Das 2011 bei Everyman Chess erschienene Repertoirebuch „Attacking Chess: The French. A Dynamic Repertoire for Black“

stützt sich weitgehend auf die Vorschläge seiner beiden DVD. Sein Repertoirevorschläge basieren auf der Winawer-Variante. Gegen das heutzutage meistens gespielte 7.Dg4 lässt er sich auf das doppelte Bauernopfer 7…Dc7 8.Dxg7 Tg8 9. Dxh7 ein. Auf die Tarrasch-Variante schlägt Williams diese Variante vor:  1.e4 e6 2.d4 d5 3.Sd2 Sf6 4.e5 Sfd7 5.c3 c5 6.Ld3 Sc6 7.Se2 cxd4 8.cxd4 f6 9.exf6 Sxf6 10.Sf3 Ld6 11.0-0 Dc7

Die Hauptvariante geht weiter mit: 12.Lg5 0-0 13.Lh4 Sh5 14.Dc2 h6 15.Lh7+ Kh8 16.Lg6 Txf3 17.Lxh5

Williams präferiert nun  Lxh2+ 18.Kh1 Tf5 19.Lg6 Ld6 20.Lxf5 exf5,

bei der Schwarz die Qualität opfert, um dynamische Gegenspiel zu erhalten. An dieser Stelle schildert er auf einer halben Seite die Pläne von Weiß und Schwarz.
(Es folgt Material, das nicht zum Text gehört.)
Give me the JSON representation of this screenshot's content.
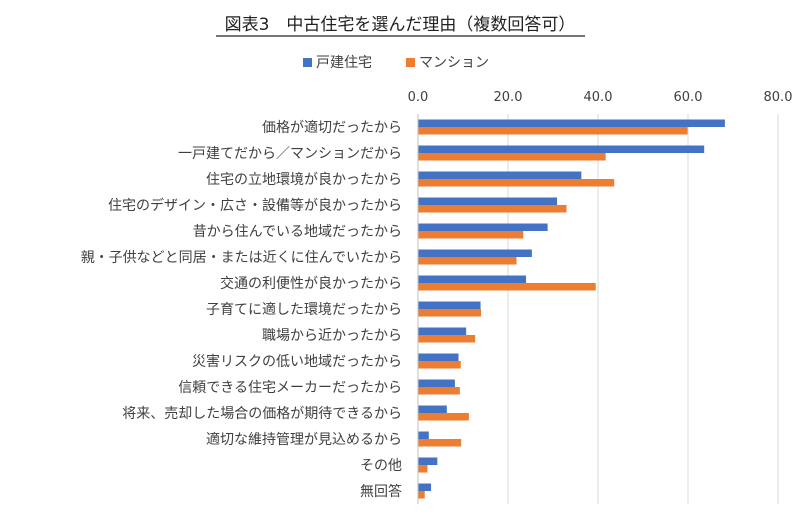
{
  "chart_data": {
    "type": "bar",
    "orientation": "horizontal",
    "title": "図表3　中古住宅を選んだ理由（複数回答可）",
    "xlabel": "",
    "ylabel": "",
    "xlim": [
      0,
      80
    ],
    "ticks": [
      "0.0",
      "20.0",
      "40.0",
      "60.0",
      "80.0"
    ],
    "tick_values": [
      0,
      20,
      40,
      60,
      80
    ],
    "grid": true,
    "legend_position": "top",
    "categories": [
      "価格が適切だったから",
      "一戸建てだから／マンションだから",
      "住宅の立地環境が良かったから",
      "住宅のデザイン・広さ・設備等が良かったから",
      "昔から住んでいる地域だったから",
      "親・子供などと同居・または近くに住んでいたから",
      "交通の利便性が良かったから",
      "子育てに適した環境だったから",
      "職場から近かったから",
      "災害リスクの低い地域だったから",
      "信頼できる住宅メーカーだったから",
      "将来、売却した場合の価格が期待できるから",
      "適切な維持管理が見込めるから",
      "その他",
      "無回答"
    ],
    "series": [
      {
        "name": "戸建住宅",
        "color": "#4472C4",
        "values": [
          68.2,
          63.6,
          36.3,
          30.9,
          28.8,
          25.3,
          24.0,
          13.9,
          10.7,
          9.0,
          8.2,
          6.4,
          2.4,
          4.3,
          2.9
        ]
      },
      {
        "name": "マンション",
        "color": "#ED7D31",
        "values": [
          59.9,
          41.7,
          43.6,
          33.0,
          23.4,
          21.9,
          39.5,
          14.0,
          12.7,
          9.5,
          9.3,
          11.3,
          9.6,
          2.1,
          1.5
        ]
      }
    ]
  }
}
Williams‘ schachliche Einstellung gibt das Wort „if you can attack, than attack“ passend wieder. Williams ist ferner ein Praktiker. In seinem Vorwort erwähnt er eine Charakterisierung seiner schachlichen Einstellung als „Gambler“. Daher sind manche seiner Einschätzungen etwas zu optimistisch ausgefallen.
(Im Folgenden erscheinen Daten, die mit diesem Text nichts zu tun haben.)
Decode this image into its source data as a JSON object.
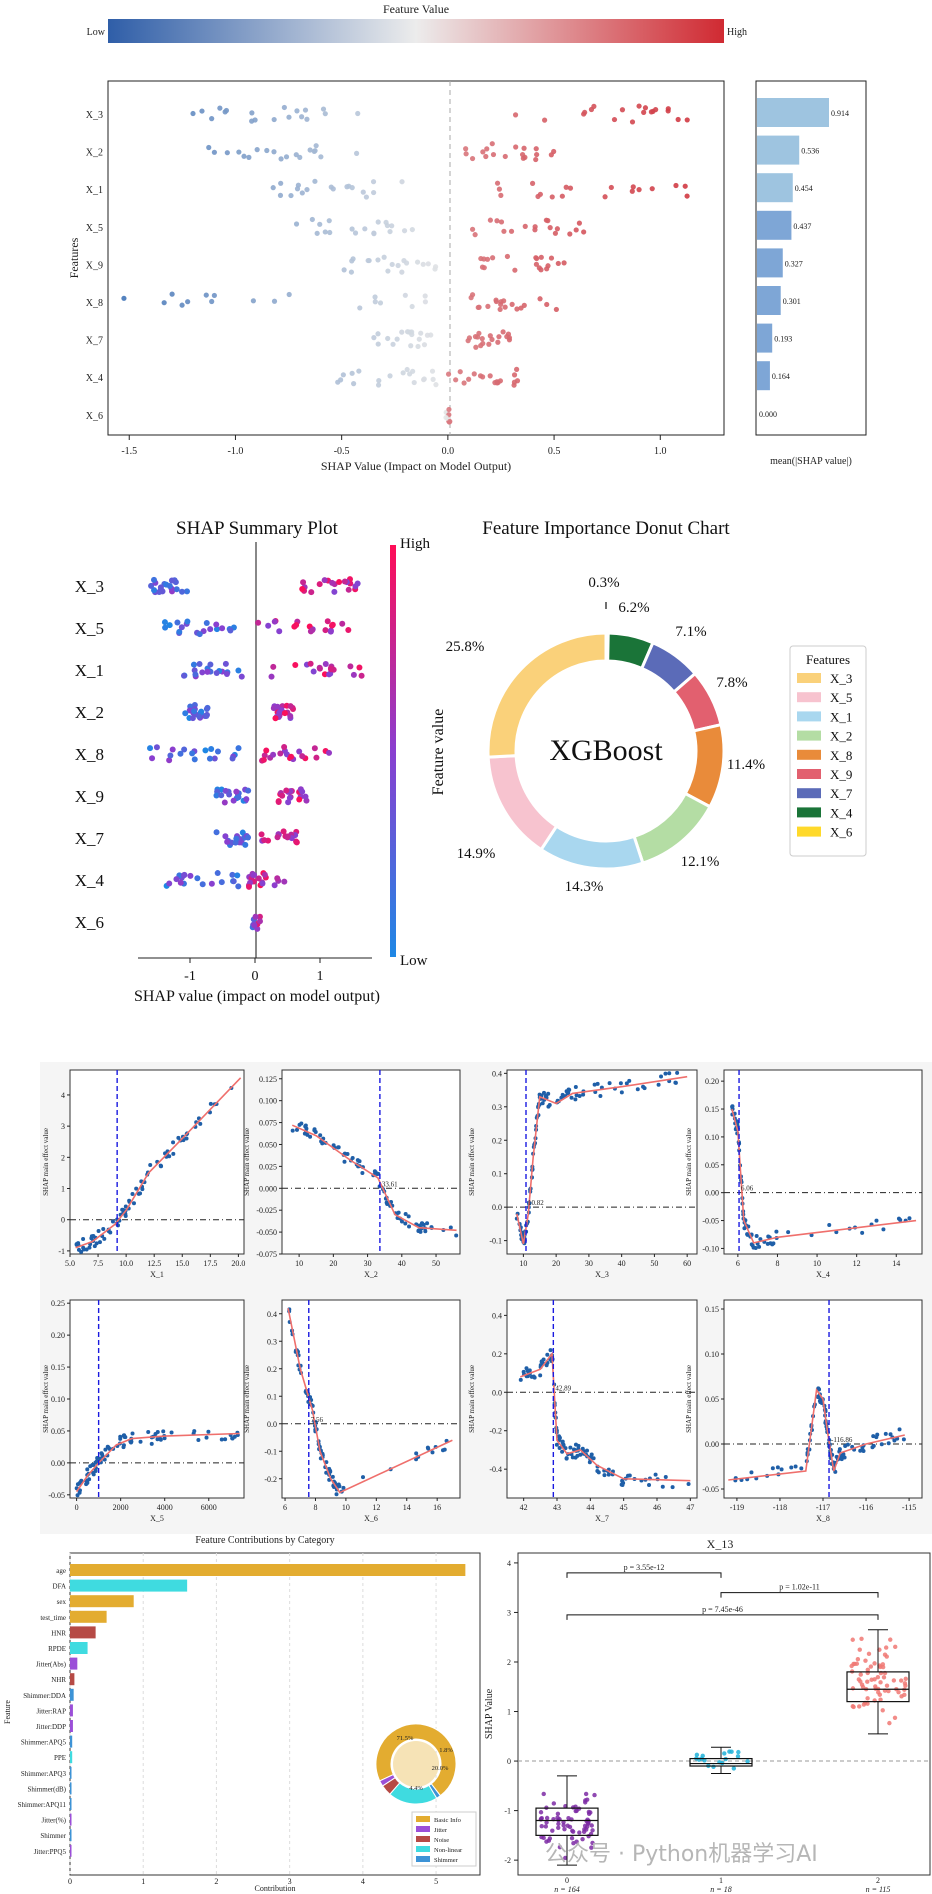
{
  "colors": {
    "low": "#3b6fb6",
    "high": "#d0303a",
    "neutral": "#e8e8e8",
    "bar": "#9ec4e0",
    "bar_dark": "#7ea6d6"
  },
  "colorbar_top": {
    "title": "Feature Value",
    "low": "Low",
    "high": "High"
  },
  "chart_data": [
    {
      "id": "shap-beeswarm-top",
      "type": "scatter",
      "xlabel": "SHAP Value (Impact on Model Output)",
      "ylabel": "Features",
      "xlim": [
        -1.6,
        1.3
      ],
      "xticks": [
        "-1.5",
        "-1.0",
        "-0.5",
        "0.0",
        "0.5",
        "1.0"
      ],
      "categories": [
        "X_3",
        "X_2",
        "X_1",
        "X_5",
        "X_9",
        "X_8",
        "X_7",
        "X_4",
        "X_6"
      ],
      "clusters": [
        {
          "feature": "X_3",
          "low_range": [
            -1.3,
            -0.4
          ],
          "high_range": [
            0.3,
            1.2
          ]
        },
        {
          "feature": "X_2",
          "low_range": [
            -1.2,
            -0.35
          ],
          "high_range": [
            0.08,
            0.5
          ]
        },
        {
          "feature": "X_1",
          "low_range": [
            -0.85,
            -0.2
          ],
          "high_range": [
            0.1,
            1.2
          ]
        },
        {
          "feature": "X_5",
          "low_range": [
            -0.75,
            -0.15
          ],
          "high_range": [
            0.1,
            0.75
          ]
        },
        {
          "feature": "X_9",
          "low_range": [
            -0.5,
            -0.05
          ],
          "high_range": [
            0.15,
            0.55
          ]
        },
        {
          "feature": "X_8",
          "low_range": [
            -1.55,
            -0.05
          ],
          "high_range": [
            0.08,
            0.55
          ]
        },
        {
          "feature": "X_7",
          "low_range": [
            -0.35,
            -0.05
          ],
          "high_range": [
            0.05,
            0.3
          ]
        },
        {
          "feature": "X_4",
          "low_range": [
            -0.6,
            -0.05
          ],
          "high_range": [
            0.0,
            0.35
          ]
        },
        {
          "feature": "X_6",
          "low_range": [
            -0.01,
            0.0
          ],
          "high_range": [
            0.0,
            0.01
          ]
        }
      ]
    },
    {
      "id": "mean-abs-shap-bar",
      "type": "bar",
      "xlabel": "mean(|SHAP value|)",
      "categories": [
        "X_3",
        "X_2",
        "X_1",
        "X_5",
        "X_9",
        "X_8",
        "X_7",
        "X_4",
        "X_6"
      ],
      "values": [
        0.914,
        0.536,
        0.454,
        0.437,
        0.327,
        0.301,
        0.193,
        0.164,
        0.0
      ],
      "value_labels": [
        "0.914",
        "0.536",
        "0.454",
        "0.437",
        "0.327",
        "0.301",
        "0.193",
        "0.164",
        "0.000"
      ]
    },
    {
      "id": "shap-summary-plot",
      "type": "scatter",
      "title": "SHAP Summary Plot",
      "xlabel": "SHAP value (impact on model output)",
      "xlim": [
        -1.8,
        1.8
      ],
      "xticks": [
        "-1",
        "0",
        "1"
      ],
      "categories": [
        "X_3",
        "X_5",
        "X_1",
        "X_2",
        "X_8",
        "X_9",
        "X_7",
        "X_4",
        "X_6"
      ],
      "colorbar_high": "High",
      "colorbar_low": "Low",
      "colorbar_label": "Feature value",
      "clusters": [
        {
          "feature": "X_3",
          "low_range": [
            -1.6,
            -1.0
          ],
          "high_range": [
            0.7,
            1.7
          ]
        },
        {
          "feature": "X_5",
          "low_range": [
            -1.4,
            -0.2
          ],
          "high_range": [
            0.0,
            1.5
          ]
        },
        {
          "feature": "X_1",
          "low_range": [
            -1.1,
            -0.2
          ],
          "high_range": [
            0.2,
            1.7
          ]
        },
        {
          "feature": "X_2",
          "low_range": [
            -1.1,
            -0.7
          ],
          "high_range": [
            0.2,
            0.6
          ]
        },
        {
          "feature": "X_8",
          "low_range": [
            -1.7,
            -0.2
          ],
          "high_range": [
            0.1,
            1.2
          ]
        },
        {
          "feature": "X_9",
          "low_range": [
            -0.6,
            -0.1
          ],
          "high_range": [
            0.35,
            0.8
          ]
        },
        {
          "feature": "X_7",
          "low_range": [
            -0.6,
            -0.1
          ],
          "high_range": [
            0.1,
            0.7
          ]
        },
        {
          "feature": "X_4",
          "low_range": [
            -1.5,
            -0.2
          ],
          "high_range": [
            -0.1,
            0.5
          ]
        },
        {
          "feature": "X_6",
          "low_range": [
            -0.05,
            0.0
          ],
          "high_range": [
            0.0,
            0.08
          ]
        }
      ]
    },
    {
      "id": "importance-donut",
      "type": "pie",
      "title": "Feature Importance Donut Chart",
      "center_label": "XGBoost",
      "legend_title": "Features",
      "categories": [
        "X_3",
        "X_5",
        "X_1",
        "X_2",
        "X_8",
        "X_9",
        "X_7",
        "X_4",
        "X_6"
      ],
      "values": [
        25.8,
        14.9,
        14.3,
        12.1,
        11.4,
        7.8,
        7.1,
        6.2,
        0.3
      ],
      "labels": [
        "25.8%",
        "14.9%",
        "14.3%",
        "12.1%",
        "11.4%",
        "7.8%",
        "7.1%",
        "6.2%",
        "0.3%"
      ],
      "slice_colors": [
        "#fad17a",
        "#f7c3cf",
        "#a9d7ef",
        "#b4dda4",
        "#e98b3a",
        "#e2606f",
        "#5b6bb8",
        "#1a7438",
        "#ffd92a"
      ]
    },
    {
      "id": "dependence-plots",
      "type": "scatter",
      "ylabel": "SHAP main effect value",
      "panels": [
        {
          "xlabel": "X_1",
          "xlim": [
            5,
            20.5
          ],
          "ylim": [
            -1.1,
            4.8
          ],
          "xticks": [
            "5.0",
            "7.5",
            "10.0",
            "12.5",
            "15.0",
            "17.5",
            "20.0"
          ],
          "yticks": [
            "-1",
            "0",
            "1",
            "2",
            "3",
            "4"
          ],
          "threshold_x": 9.2,
          "threshold_label": "",
          "curve": [
            [
              5.5,
              -0.9
            ],
            [
              7,
              -0.7
            ],
            [
              9,
              -0.15
            ],
            [
              10,
              0.3
            ],
            [
              12,
              1.5
            ],
            [
              15,
              2.6
            ],
            [
              20.2,
              4.55
            ]
          ]
        },
        {
          "xlabel": "X_2",
          "xlim": [
            5,
            57
          ],
          "ylim": [
            -0.075,
            0.135
          ],
          "xticks": [
            "10",
            "20",
            "30",
            "40",
            "50"
          ],
          "yticks": [
            "-0.075",
            "-0.050",
            "-0.025",
            "0.000",
            "0.025",
            "0.050",
            "0.075",
            "0.100",
            "0.125"
          ],
          "threshold_x": 33.6,
          "threshold_label": "33.61",
          "curve": [
            [
              8,
              0.072
            ],
            [
              15,
              0.06
            ],
            [
              25,
              0.032
            ],
            [
              33,
              0.012
            ],
            [
              38,
              -0.03
            ],
            [
              45,
              -0.045
            ],
            [
              56,
              -0.048
            ]
          ]
        },
        {
          "xlabel": "X_3",
          "xlim": [
            5,
            63
          ],
          "ylim": [
            -0.14,
            0.41
          ],
          "xticks": [
            "10",
            "20",
            "30",
            "40",
            "50",
            "60"
          ],
          "yticks": [
            "-0.1",
            "0.0",
            "0.1",
            "0.2",
            "0.3",
            "0.4"
          ],
          "threshold_x": 10.8,
          "threshold_label": "10.82",
          "curve": [
            [
              8,
              -0.02
            ],
            [
              10,
              -0.11
            ],
            [
              11.5,
              -0.02
            ],
            [
              13,
              0.15
            ],
            [
              15,
              0.33
            ],
            [
              20,
              0.31
            ],
            [
              25,
              0.34
            ],
            [
              40,
              0.36
            ],
            [
              60,
              0.39
            ]
          ]
        },
        {
          "xlabel": "X_4",
          "xlim": [
            5.3,
            15.3
          ],
          "ylim": [
            -0.11,
            0.22
          ],
          "xticks": [
            "6",
            "8",
            "10",
            "12",
            "14"
          ],
          "yticks": [
            "-0.10",
            "-0.05",
            "0.00",
            "0.05",
            "0.10",
            "0.15",
            "0.20"
          ],
          "threshold_x": 6.06,
          "threshold_label": "6.06",
          "curve": [
            [
              5.7,
              0.15
            ],
            [
              6.0,
              0.11
            ],
            [
              6.3,
              -0.05
            ],
            [
              6.8,
              -0.09
            ],
            [
              8,
              -0.08
            ],
            [
              15,
              -0.05
            ]
          ]
        },
        {
          "xlabel": "X_5",
          "xlim": [
            -300,
            7600
          ],
          "ylim": [
            -0.055,
            0.255
          ],
          "xticks": [
            "0",
            "2000",
            "4000",
            "6000"
          ],
          "yticks": [
            "-0.05",
            "0.00",
            "0.05",
            "0.10",
            "0.15",
            "0.20",
            "0.25"
          ],
          "threshold_x": 1000,
          "threshold_label": "",
          "curve": [
            [
              0,
              -0.045
            ],
            [
              500,
              -0.02
            ],
            [
              1000,
              0.0
            ],
            [
              1800,
              0.028
            ],
            [
              2500,
              0.038
            ],
            [
              4000,
              0.042
            ],
            [
              7400,
              0.046
            ]
          ]
        },
        {
          "xlabel": "X_6",
          "xlim": [
            5.8,
            17.5
          ],
          "ylim": [
            -0.27,
            0.45
          ],
          "xticks": [
            "6",
            "8",
            "10",
            "12",
            "14",
            "16"
          ],
          "yticks": [
            "-0.2",
            "-0.1",
            "0.0",
            "0.1",
            "0.2",
            "0.3",
            "0.4"
          ],
          "threshold_x": 7.56,
          "threshold_label": "7.56",
          "curve": [
            [
              6.2,
              0.42
            ],
            [
              7,
              0.2
            ],
            [
              7.8,
              0.05
            ],
            [
              8.3,
              -0.1
            ],
            [
              9,
              -0.2
            ],
            [
              9.6,
              -0.25
            ],
            [
              17,
              -0.06
            ]
          ]
        },
        {
          "xlabel": "X_7",
          "xlim": [
            41.5,
            47.2
          ],
          "ylim": [
            -0.55,
            0.48
          ],
          "xticks": [
            "42",
            "43",
            "44",
            "45",
            "46",
            "47"
          ],
          "yticks": [
            "-0.4",
            "-0.2",
            "0.0",
            "0.2",
            "0.4"
          ],
          "threshold_x": 42.89,
          "threshold_label": "42.89",
          "curve": [
            [
              41.9,
              0.08
            ],
            [
              42.5,
              0.12
            ],
            [
              42.85,
              0.2
            ],
            [
              43.0,
              -0.25
            ],
            [
              43.3,
              -0.32
            ],
            [
              43.7,
              -0.3
            ],
            [
              44.2,
              -0.38
            ],
            [
              45,
              -0.45
            ],
            [
              47,
              -0.46
            ]
          ]
        },
        {
          "xlabel": "X_8",
          "xlim": [
            -119.3,
            -114.7
          ],
          "ylim": [
            -0.06,
            0.16
          ],
          "xticks": [
            "-119",
            "-118",
            "-117",
            "-116",
            "-115"
          ],
          "yticks": [
            "-0.05",
            "0.00",
            "0.05",
            "0.10",
            "0.15"
          ],
          "threshold_x": -116.86,
          "threshold_label": "-116.86",
          "curve": [
            [
              -119.2,
              -0.04
            ],
            [
              -117.4,
              -0.03
            ],
            [
              -117.15,
              0.06
            ],
            [
              -117.0,
              0.05
            ],
            [
              -116.9,
              0.015
            ],
            [
              -116.75,
              -0.03
            ],
            [
              -116.6,
              -0.01
            ],
            [
              -116,
              0.0
            ],
            [
              -115.1,
              0.01
            ]
          ]
        }
      ]
    },
    {
      "id": "feature-contributions",
      "type": "bar",
      "title": "Feature Contributions by Category",
      "xlabel": "Contribution",
      "ylabel": "Feature",
      "xlim": [
        0,
        5.6
      ],
      "xticks": [
        "0",
        "1",
        "2",
        "3",
        "4",
        "5"
      ],
      "categories": [
        "age",
        "DFA",
        "sex",
        "test_time",
        "HNR",
        "RPDE",
        "Jitter(Abs)",
        "NHR",
        "Shimmer:DDA",
        "Jitter:RAP",
        "Jitter:DDP",
        "Shimmer:APQ5",
        "PPE",
        "Shimmer:APQ3",
        "Shimmer(dB)",
        "Shimmer:APQ11",
        "Jitter(%)",
        "Shimmer",
        "Jitter:PPQ5"
      ],
      "values": [
        5.4,
        1.6,
        0.87,
        0.5,
        0.35,
        0.24,
        0.1,
        0.06,
        0.05,
        0.04,
        0.04,
        0.03,
        0.03,
        0.02,
        0.02,
        0.02,
        0.02,
        0.02,
        0.01
      ],
      "bar_groups": [
        "Basic Info",
        "Non-linear",
        "Basic Info",
        "Basic Info",
        "Noise",
        "Non-linear",
        "Jitter",
        "Noise",
        "Shimmer",
        "Jitter",
        "Jitter",
        "Shimmer",
        "Non-linear",
        "Shimmer",
        "Shimmer",
        "Shimmer",
        "Jitter",
        "Shimmer",
        "Jitter"
      ],
      "legend": [
        "Basic Info",
        "Jitter",
        "Noise",
        "Non-linear",
        "Shimmer"
      ],
      "group_colors": {
        "Basic Info": "#e3ac30",
        "Jitter": "#9b4fd8",
        "Noise": "#b64a45",
        "Non-linear": "#3fdbe0",
        "Shimmer": "#3d93d6"
      },
      "inset_donut": {
        "values": [
          71.5,
          1.8,
          20.0,
          4.4,
          2.3
        ],
        "labels": [
          "71.5%",
          "1.8%",
          "20.0%",
          "4.4%",
          ""
        ]
      }
    },
    {
      "id": "x13-boxplot",
      "type": "scatter",
      "title": "X_13",
      "ylabel": "SHAP Value",
      "ylim": [
        -2.3,
        4.2
      ],
      "yticks": [
        "-2",
        "-1",
        "0",
        "1",
        "2",
        "3",
        "4"
      ],
      "categories": [
        "0",
        "1",
        "2"
      ],
      "box_colors": [
        "#7d2aa4",
        "#1fb0d8",
        "#f07873"
      ],
      "boxes": [
        {
          "median": -1.2,
          "q1": -1.5,
          "q3": -0.95,
          "whisker_lo": -2.1,
          "whisker_hi": -0.3
        },
        {
          "median": -0.05,
          "q1": -0.1,
          "q3": 0.05,
          "whisker_lo": -0.25,
          "whisker_hi": 0.28
        },
        {
          "median": 1.45,
          "q1": 1.2,
          "q3": 1.8,
          "whisker_lo": 0.55,
          "whisker_hi": 2.65
        }
      ],
      "counts": [
        "n = 164",
        "n = 18",
        "n = 115"
      ],
      "pvalues": [
        {
          "label": "p = 3.55e-12",
          "from": 0,
          "to": 1,
          "y": 3.8
        },
        {
          "label": "p = 1.02e-11",
          "from": 1,
          "to": 2,
          "y": 3.4
        },
        {
          "label": "p = 7.45e-46",
          "from": 0,
          "to": 2,
          "y": 2.95
        }
      ]
    }
  ],
  "watermark": "公众号 · Python机器学习AI"
}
Erfreulicherweise hat sich Everyman bei diesem Buch für die übliche zweispaltige Darstellung entschieden, so dass das Buch gut lesbar ist.

Einen Monat müssen die Französischspieler noch auf eine andere Neuerscheinung warten. Der Verlag New in Chess hat für Mai “The Modern French. A Complete Guide for Black” von Dejan Antic, Branimir Maksimovic angekündigt.